The authors specifically pointed to the practice of exchanges paying rebates to broker members for order flow, “otherwise referred to as maker-taker or taker-maker pricing,” adding, “These pricing schemes as well as other fee incentives, have been generally criticized by a wide spectrum of asset managers, pension funds, endowments, members of Congress, academics and policy makers, including SEC economists, based on the potential conflict of interest it creates between brokers and their investor clients.”
The letter also highlighted some of the critical aspects of the proposal, including testing the elimination of rebates altogether.
“Without this test group, the Pilot will be of limited use to long-term investors who question the importance of rebates to overall market quality,” wrote Duggan and Pontes, who said they were writing on behalf of plans representing seven million members and $1.4 trillion in assets collectively. “Also, this will allow exchanges to compete on pricing and execution quality without imposing further price controls on the market.”

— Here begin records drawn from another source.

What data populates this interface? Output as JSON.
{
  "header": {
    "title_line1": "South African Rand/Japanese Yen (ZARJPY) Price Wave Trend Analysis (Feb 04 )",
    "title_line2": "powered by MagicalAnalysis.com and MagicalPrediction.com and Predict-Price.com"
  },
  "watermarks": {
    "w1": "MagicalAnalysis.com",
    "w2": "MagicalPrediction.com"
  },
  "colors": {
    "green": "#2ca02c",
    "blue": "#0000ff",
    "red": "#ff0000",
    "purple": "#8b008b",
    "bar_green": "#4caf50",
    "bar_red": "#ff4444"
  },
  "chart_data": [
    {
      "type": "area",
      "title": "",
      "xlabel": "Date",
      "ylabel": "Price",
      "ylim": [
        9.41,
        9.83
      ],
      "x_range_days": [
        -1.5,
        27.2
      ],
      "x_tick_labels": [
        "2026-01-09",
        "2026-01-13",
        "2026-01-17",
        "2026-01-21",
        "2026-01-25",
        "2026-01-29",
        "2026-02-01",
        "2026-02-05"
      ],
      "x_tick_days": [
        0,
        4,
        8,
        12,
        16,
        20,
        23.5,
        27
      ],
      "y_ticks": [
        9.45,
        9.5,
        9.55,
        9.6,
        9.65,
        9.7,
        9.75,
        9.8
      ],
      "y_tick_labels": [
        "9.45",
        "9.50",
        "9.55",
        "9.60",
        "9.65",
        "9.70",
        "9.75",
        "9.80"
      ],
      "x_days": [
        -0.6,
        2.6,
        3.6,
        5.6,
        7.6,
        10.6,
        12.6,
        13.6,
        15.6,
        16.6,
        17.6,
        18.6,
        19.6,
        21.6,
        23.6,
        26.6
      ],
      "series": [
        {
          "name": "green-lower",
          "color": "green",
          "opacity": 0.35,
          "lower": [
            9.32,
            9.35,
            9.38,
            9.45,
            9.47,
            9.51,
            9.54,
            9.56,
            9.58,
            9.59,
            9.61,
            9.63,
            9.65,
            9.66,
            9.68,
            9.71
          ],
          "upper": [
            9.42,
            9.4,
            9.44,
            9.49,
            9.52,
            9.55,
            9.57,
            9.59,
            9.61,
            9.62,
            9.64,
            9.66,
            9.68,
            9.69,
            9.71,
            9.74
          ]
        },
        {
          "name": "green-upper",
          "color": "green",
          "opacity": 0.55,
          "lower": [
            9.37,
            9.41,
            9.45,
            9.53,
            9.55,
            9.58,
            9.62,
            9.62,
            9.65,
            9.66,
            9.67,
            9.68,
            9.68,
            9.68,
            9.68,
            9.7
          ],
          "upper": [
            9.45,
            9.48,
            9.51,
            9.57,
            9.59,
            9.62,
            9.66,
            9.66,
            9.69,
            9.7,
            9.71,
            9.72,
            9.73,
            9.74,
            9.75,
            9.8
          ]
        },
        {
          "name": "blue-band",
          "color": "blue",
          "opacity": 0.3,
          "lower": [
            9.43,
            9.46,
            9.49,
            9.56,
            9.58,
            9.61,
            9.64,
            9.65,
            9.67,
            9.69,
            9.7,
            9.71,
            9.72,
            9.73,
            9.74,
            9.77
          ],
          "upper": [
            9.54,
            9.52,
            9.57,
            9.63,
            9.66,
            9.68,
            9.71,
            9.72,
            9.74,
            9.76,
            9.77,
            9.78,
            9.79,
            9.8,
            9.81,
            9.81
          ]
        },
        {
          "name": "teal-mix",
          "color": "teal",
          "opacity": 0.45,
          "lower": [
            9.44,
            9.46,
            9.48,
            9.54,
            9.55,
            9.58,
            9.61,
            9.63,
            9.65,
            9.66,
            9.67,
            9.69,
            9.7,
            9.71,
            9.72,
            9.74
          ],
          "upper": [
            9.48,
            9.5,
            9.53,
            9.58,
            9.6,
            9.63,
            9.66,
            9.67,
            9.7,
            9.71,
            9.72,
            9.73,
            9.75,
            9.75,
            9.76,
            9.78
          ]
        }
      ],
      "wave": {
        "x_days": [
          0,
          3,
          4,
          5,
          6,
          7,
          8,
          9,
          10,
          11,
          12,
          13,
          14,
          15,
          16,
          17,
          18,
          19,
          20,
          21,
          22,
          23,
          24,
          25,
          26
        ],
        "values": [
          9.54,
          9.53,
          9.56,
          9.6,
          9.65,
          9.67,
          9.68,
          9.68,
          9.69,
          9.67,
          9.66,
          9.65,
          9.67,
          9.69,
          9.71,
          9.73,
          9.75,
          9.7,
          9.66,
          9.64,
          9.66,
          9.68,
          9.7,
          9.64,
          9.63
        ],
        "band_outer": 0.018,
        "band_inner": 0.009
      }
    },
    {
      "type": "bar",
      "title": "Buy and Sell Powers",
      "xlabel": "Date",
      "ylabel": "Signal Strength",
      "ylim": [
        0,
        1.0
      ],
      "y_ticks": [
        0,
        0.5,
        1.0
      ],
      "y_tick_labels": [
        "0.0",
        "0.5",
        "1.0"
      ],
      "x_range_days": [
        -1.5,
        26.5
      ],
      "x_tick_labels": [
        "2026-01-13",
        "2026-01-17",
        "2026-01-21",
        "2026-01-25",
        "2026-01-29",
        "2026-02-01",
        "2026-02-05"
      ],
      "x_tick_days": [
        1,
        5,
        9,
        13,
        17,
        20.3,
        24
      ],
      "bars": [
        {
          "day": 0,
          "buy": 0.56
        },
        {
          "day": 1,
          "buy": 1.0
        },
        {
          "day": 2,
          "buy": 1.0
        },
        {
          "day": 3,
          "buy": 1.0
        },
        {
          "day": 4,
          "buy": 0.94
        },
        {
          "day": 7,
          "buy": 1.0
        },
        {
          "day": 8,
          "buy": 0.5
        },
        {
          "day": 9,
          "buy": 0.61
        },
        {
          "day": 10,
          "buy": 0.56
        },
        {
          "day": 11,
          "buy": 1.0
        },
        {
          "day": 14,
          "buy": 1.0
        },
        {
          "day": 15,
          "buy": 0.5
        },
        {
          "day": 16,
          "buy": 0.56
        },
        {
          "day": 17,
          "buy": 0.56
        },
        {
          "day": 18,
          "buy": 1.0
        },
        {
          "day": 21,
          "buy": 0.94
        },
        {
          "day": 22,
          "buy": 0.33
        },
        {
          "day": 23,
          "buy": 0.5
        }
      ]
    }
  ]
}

IEX Group — whose founders were at the center of Michael Lewis’s book Flash Boys, which chronicled how high-frequency traders used advanced technology and changes in regulations to skim off profits from long-term investors — supports the SEC’s proposal. IEX does not offer rebates.
“It’s extremely rare for so many asset owners and managers to speak as one on a markets issue — their support for the transaction fee pilot shows there’s a very real conflict that needs to be addressed,” said John Ramsay, chief market policy officer at IEX.